Manuscript Restoration

Cuquita Gutiérrez Rodríguez, Burgoa Library

María del Refugio (“Cuquita”) Gutiérrez Rodríguez. On July 13th we will hope to meet the manuscript restoration technician at the Biblioteca Francisco Burgoa in the Santo Domingo Cultural Center, who will talk about and demonstrate key processes in the restoration of badly damaged pictorial and textual manuscripts, including perhaps some manuscript she is currently restoring or has recently finished. The Burgoa helps in their preservation and repatriation of manuscripts to the communities from which they came and whose stories they tell.

Cooking Instructor

Magda Girón (forthcoming)

Ethnobotany Guide

Diego Sánchez (forthcoming)

Anthropology and the Arts

Lynn Stephen

Lynn Stephen, a Distinguished Professor of Anthropology from the University of Oregon, will lead a series of community and studio visits where we will learn about indigenous arts, such as textiles and pottery, both traditional (showing continuities) and with a more modern twist. We also hope to take in a bilingual school while in one of these communities and visit at least one studio where we will learn about the production of street art. The goal is to see how indigenous people live and work today in towns near Oaxaca City.

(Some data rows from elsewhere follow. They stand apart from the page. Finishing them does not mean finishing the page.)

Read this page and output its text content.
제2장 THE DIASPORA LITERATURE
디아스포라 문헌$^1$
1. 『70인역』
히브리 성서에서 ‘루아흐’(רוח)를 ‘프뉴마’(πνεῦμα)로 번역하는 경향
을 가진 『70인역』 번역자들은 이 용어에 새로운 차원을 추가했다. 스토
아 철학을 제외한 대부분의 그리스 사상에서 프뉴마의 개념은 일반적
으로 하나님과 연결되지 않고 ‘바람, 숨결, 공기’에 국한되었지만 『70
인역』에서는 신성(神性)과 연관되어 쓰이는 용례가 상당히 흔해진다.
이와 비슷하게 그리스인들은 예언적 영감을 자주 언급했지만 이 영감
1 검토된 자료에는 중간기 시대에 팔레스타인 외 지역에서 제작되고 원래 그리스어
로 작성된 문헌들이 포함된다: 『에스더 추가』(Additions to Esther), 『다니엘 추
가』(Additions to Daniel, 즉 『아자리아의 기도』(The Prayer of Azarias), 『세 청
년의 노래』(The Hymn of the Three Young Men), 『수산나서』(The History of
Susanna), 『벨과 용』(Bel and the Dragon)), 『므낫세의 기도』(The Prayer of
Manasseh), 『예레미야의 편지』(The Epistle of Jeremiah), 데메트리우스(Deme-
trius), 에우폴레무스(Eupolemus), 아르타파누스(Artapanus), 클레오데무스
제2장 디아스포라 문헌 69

Paco González (forthcoming)

Zeferino Mendoza (forthcoming)

Richard Hanson (forthcoming)

Marietta Bernstorff (forthcoming)

Gabriela Salomé Loaeza Santos (forthcoming)

Film

Gabriela Martínez

Gabriela Martínez will be providing the leadership for our film week (Week 4). She is a professor of Journalism and Communications at the University of Oregon. We will be treated to her documentary film Women, Media and Rebellion in Oaxaca (2008) about the takeover of the Oaxacan television and radio stations during the teachers’ strike and subsequent social and political movement in 2006. These events had a significant meaning for mestiza and indigenous women. On Wednesday night, we will have the premier of her recent documentary, Keep Your Eyes on Guatemala, about the importance of documents, testimonials, and forensic archaeology in proving acts of genocide against Maya communities the early 1980s in that country. Gaby has also provided us with access to a number of short films about Oaxaca (on her own YouTube channel) that might be useful in your classrooms.

Conchita Núñez

Concepción (“Conchita”) Núñez will, on Monday July 28th, show us Deshilando condenas, bordando libertades (2005), a prize-winning documentary, 35 minutes, with and introduction and Q/A period led by the filmmaker, with interpretation by Gabriela Martínez. Synopsis:  This film explores the sad story of indigenous women imprisoned in Oaxaca over many years for drug trafficking, in many cases having been duped by a relative into carrying a suitcase by bus to Mexico City, not knowing it contained marijuana or another substance. The filmmaker will provide an update after the film about the eventual fate of the women.